From somewhere a long way back, from the blood that came down to me from my mother perhaps; the blood which ran narrowly and which I hated because it had survived and always would survive by so doing, by draining off the real torrents which bear along human lives into neat ditches of domestic and social habit — from this blood came the instinct to go quiet; shut off the terrible expenditure of my main responses; take, trancelike, into the daily performance of commonplace the bewilderment, the failure. Because this blood was not all of me, but only a kind of instinctive female atavism, this does not mean that I was resigned, that I accepted. Only that my hands took over the command of themselves, taking into the action of pressing peas out of a pod, or moving a pawn on the chessboard (we had begun to play chess when we were alone together; ostensibly because I always had wanted to learn: when we played we did not have to talk), the fears, like an invasion of strangers, which now, never left me.
We saw a great deal of our friends again.

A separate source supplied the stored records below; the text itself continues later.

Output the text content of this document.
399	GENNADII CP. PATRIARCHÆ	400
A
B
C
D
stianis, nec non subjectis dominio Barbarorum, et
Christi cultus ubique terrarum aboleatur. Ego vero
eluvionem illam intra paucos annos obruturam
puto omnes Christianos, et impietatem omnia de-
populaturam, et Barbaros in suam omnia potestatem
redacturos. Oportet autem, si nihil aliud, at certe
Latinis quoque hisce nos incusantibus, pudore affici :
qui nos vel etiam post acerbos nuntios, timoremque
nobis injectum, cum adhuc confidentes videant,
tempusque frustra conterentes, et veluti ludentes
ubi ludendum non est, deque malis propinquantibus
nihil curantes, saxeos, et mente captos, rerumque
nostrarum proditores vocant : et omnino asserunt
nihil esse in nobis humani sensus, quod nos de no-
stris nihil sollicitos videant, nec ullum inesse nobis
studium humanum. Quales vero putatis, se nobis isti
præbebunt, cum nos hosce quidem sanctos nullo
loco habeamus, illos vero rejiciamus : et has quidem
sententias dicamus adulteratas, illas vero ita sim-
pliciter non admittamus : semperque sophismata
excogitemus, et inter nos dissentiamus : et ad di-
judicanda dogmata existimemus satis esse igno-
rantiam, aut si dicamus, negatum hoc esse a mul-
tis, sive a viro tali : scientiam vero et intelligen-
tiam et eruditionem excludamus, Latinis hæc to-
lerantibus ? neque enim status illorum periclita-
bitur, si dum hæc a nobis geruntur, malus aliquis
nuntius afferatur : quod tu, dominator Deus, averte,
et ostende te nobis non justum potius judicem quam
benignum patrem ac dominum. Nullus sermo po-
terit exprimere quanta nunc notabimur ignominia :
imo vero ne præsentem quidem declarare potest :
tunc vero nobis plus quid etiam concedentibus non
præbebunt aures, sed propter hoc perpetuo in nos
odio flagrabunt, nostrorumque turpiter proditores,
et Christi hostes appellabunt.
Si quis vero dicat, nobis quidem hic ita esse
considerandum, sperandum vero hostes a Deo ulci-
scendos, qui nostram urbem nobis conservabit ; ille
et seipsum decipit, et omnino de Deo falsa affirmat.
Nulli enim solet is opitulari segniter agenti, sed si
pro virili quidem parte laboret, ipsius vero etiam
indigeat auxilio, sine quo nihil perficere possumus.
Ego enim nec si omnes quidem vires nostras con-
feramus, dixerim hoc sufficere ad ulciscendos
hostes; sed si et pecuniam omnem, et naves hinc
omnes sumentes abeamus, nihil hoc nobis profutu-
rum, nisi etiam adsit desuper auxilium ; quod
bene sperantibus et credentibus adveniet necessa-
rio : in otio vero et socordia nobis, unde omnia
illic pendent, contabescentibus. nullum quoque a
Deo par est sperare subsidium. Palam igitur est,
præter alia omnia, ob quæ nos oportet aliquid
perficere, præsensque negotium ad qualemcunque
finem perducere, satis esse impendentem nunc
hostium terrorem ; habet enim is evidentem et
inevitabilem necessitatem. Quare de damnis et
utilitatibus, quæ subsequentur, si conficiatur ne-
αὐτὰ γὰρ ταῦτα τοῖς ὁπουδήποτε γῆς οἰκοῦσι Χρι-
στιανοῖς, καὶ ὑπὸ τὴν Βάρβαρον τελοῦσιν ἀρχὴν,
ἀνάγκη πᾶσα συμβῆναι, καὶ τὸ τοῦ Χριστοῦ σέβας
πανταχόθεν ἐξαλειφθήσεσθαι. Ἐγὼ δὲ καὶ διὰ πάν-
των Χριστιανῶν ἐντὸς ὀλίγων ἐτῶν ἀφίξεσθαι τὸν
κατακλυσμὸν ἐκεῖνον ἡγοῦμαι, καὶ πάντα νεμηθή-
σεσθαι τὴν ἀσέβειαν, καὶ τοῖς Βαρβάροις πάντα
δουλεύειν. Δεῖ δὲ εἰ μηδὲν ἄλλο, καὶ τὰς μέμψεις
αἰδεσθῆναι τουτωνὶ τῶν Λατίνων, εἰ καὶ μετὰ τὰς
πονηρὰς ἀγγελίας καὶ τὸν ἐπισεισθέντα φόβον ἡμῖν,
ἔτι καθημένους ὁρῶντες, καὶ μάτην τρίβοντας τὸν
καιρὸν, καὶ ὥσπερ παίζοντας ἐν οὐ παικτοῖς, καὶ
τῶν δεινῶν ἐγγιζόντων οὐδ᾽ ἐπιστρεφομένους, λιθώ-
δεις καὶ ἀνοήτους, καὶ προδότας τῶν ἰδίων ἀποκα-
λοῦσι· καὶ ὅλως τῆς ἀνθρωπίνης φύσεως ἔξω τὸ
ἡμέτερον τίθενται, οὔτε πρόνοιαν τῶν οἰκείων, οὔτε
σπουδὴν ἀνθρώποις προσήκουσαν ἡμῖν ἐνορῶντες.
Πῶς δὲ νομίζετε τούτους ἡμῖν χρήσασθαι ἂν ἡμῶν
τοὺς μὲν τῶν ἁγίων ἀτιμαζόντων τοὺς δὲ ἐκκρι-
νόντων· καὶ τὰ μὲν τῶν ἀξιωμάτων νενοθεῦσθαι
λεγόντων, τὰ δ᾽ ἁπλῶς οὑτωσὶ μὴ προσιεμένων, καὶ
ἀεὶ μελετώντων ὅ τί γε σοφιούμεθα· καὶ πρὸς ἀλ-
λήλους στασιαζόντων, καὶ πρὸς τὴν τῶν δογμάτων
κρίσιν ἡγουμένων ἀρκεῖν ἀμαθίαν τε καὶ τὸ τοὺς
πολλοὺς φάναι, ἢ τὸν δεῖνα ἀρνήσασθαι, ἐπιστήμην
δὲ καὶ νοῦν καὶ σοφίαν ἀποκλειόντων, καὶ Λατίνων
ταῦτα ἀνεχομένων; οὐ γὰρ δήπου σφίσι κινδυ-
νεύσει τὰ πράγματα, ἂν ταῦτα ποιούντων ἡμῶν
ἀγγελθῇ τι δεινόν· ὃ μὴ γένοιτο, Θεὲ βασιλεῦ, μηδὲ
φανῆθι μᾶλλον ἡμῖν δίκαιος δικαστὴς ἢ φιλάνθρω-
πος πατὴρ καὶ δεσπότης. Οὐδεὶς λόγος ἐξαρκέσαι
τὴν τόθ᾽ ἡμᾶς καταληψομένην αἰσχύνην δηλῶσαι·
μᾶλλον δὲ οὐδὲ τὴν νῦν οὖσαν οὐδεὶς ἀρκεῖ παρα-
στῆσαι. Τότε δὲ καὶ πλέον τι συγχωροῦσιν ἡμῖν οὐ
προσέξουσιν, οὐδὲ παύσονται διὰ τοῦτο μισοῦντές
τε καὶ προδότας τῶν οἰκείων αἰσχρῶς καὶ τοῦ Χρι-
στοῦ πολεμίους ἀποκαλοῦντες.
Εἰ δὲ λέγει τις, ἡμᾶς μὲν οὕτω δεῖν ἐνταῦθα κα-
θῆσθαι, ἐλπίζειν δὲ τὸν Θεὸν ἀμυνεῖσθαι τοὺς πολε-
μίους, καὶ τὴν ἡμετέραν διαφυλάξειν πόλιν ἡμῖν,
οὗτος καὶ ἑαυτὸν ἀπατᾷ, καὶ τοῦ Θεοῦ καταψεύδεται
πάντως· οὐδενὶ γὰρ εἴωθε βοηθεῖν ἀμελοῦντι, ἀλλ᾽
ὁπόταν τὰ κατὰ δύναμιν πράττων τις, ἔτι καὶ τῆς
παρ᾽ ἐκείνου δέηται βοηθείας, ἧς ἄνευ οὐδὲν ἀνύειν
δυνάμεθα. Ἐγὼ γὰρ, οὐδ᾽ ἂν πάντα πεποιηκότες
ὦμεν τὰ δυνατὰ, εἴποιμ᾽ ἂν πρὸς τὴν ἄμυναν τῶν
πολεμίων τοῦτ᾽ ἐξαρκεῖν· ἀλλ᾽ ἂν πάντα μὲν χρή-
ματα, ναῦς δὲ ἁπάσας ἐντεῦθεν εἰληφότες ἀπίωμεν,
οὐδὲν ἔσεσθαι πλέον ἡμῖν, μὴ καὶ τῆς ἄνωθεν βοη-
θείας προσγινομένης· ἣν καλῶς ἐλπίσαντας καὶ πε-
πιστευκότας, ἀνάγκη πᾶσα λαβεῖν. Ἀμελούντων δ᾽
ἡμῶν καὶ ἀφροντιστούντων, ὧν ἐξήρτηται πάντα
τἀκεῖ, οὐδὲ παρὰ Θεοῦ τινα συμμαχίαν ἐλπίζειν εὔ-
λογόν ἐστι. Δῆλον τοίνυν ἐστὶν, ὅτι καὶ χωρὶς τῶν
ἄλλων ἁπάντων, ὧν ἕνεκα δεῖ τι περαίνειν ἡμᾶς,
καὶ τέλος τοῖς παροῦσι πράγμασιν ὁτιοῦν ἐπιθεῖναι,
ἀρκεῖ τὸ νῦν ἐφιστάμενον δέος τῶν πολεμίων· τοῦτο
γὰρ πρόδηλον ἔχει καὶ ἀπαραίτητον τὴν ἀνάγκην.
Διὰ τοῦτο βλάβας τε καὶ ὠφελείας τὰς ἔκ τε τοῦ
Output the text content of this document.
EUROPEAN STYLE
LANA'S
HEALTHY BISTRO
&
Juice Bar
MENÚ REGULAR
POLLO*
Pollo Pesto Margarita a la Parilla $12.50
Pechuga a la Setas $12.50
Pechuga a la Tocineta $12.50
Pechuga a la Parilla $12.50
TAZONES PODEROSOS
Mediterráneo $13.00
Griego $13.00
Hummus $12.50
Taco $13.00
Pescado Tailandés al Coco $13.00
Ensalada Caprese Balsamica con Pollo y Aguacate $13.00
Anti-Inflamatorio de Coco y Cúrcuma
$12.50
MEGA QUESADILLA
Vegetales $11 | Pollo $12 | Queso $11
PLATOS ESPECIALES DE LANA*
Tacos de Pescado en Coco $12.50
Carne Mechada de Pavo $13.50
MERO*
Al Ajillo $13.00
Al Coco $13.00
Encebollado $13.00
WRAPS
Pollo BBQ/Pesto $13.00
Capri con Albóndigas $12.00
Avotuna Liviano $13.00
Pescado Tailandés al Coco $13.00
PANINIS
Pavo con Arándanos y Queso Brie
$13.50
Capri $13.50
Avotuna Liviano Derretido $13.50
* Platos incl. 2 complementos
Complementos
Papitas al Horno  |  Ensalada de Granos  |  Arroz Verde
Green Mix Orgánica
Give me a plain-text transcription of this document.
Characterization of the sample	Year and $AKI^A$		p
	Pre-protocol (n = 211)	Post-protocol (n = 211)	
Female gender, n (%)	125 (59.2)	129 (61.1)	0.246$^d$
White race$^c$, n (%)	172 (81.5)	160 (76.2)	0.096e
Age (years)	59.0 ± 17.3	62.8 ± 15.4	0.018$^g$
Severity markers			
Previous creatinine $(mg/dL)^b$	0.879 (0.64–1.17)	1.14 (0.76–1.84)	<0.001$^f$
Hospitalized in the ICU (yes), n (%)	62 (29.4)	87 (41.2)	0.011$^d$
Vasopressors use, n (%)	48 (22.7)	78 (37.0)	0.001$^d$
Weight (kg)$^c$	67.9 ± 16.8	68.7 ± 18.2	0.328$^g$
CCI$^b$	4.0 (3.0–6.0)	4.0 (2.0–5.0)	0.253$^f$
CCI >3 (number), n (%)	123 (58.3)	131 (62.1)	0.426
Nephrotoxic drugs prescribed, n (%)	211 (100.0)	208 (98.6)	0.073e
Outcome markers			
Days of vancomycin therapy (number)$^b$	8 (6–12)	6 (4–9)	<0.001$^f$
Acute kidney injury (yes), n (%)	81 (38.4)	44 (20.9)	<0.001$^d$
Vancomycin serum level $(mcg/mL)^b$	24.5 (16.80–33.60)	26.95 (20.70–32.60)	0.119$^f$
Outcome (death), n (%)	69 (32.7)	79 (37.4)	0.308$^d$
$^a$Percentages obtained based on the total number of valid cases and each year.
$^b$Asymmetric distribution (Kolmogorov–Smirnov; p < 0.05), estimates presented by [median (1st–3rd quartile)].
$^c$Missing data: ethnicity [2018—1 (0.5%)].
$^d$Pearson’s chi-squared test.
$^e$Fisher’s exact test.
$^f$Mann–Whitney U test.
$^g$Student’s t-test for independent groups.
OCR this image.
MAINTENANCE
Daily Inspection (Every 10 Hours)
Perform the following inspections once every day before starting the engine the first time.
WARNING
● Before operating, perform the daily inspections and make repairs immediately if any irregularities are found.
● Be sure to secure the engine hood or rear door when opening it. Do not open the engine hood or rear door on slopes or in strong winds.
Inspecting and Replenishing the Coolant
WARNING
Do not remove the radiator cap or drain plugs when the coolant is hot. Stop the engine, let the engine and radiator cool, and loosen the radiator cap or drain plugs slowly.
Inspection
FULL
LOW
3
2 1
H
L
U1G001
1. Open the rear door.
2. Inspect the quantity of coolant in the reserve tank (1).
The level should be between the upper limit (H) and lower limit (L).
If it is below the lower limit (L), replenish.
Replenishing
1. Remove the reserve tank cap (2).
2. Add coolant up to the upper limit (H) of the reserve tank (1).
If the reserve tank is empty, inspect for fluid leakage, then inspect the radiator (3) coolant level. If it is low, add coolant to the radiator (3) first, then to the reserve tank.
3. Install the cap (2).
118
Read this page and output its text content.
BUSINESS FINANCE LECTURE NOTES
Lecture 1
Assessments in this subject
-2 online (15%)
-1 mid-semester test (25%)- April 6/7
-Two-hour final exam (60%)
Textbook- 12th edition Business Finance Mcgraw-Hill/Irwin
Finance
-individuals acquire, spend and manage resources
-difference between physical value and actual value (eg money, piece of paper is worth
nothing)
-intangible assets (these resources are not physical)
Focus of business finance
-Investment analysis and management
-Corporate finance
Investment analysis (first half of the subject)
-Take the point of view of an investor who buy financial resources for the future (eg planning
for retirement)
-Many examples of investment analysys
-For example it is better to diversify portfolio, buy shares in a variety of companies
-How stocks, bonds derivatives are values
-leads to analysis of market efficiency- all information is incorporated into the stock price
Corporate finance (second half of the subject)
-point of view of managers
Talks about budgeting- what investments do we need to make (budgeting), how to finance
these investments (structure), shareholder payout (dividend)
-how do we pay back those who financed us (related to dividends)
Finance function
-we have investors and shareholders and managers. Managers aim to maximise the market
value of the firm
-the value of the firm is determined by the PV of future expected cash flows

We went very often to the Marcuses, and to Laurie, and particularly to Isa Welsh, because there the same people always would be leavened by new people; Isa liked to expose herself and her friends to unfamiliar opinions and faces, the way people who cultivate the body seek to expose themselves to the sun. We appeared among them all as unremarked as a young couple who, after the self-sufficiency of the engagement and honeymoon period, by the habit of marriage are released again to seek diversion.
In Lourenço Marques Isa had met a young Italian pianist who was about to do a concert tour of the Union, and who knew Moravia, and she had him to stay for a week or two. He was a soft-fleshed young man with the curious combination of a dark, sallow face and very white plump hands, and he was obviously completely bemused by her. She moved in his company with the air of pique and dissatisfaction which showed in her when she knew herself desired and admired by someone who didn’t interest her; I believe she felt it a waste. She only wanted to talk to him about Moravia. At the same time she had a young Indian couple, a trade representative and his beautiful wife, who were not actually staying with her, but with whom she was so enchanted that she kept making occasions, inviting people to the flat to hear Arionte play, to eat a real Indian curry prepared under the advice of the diplomat’s lady, in order to be able to have them there too.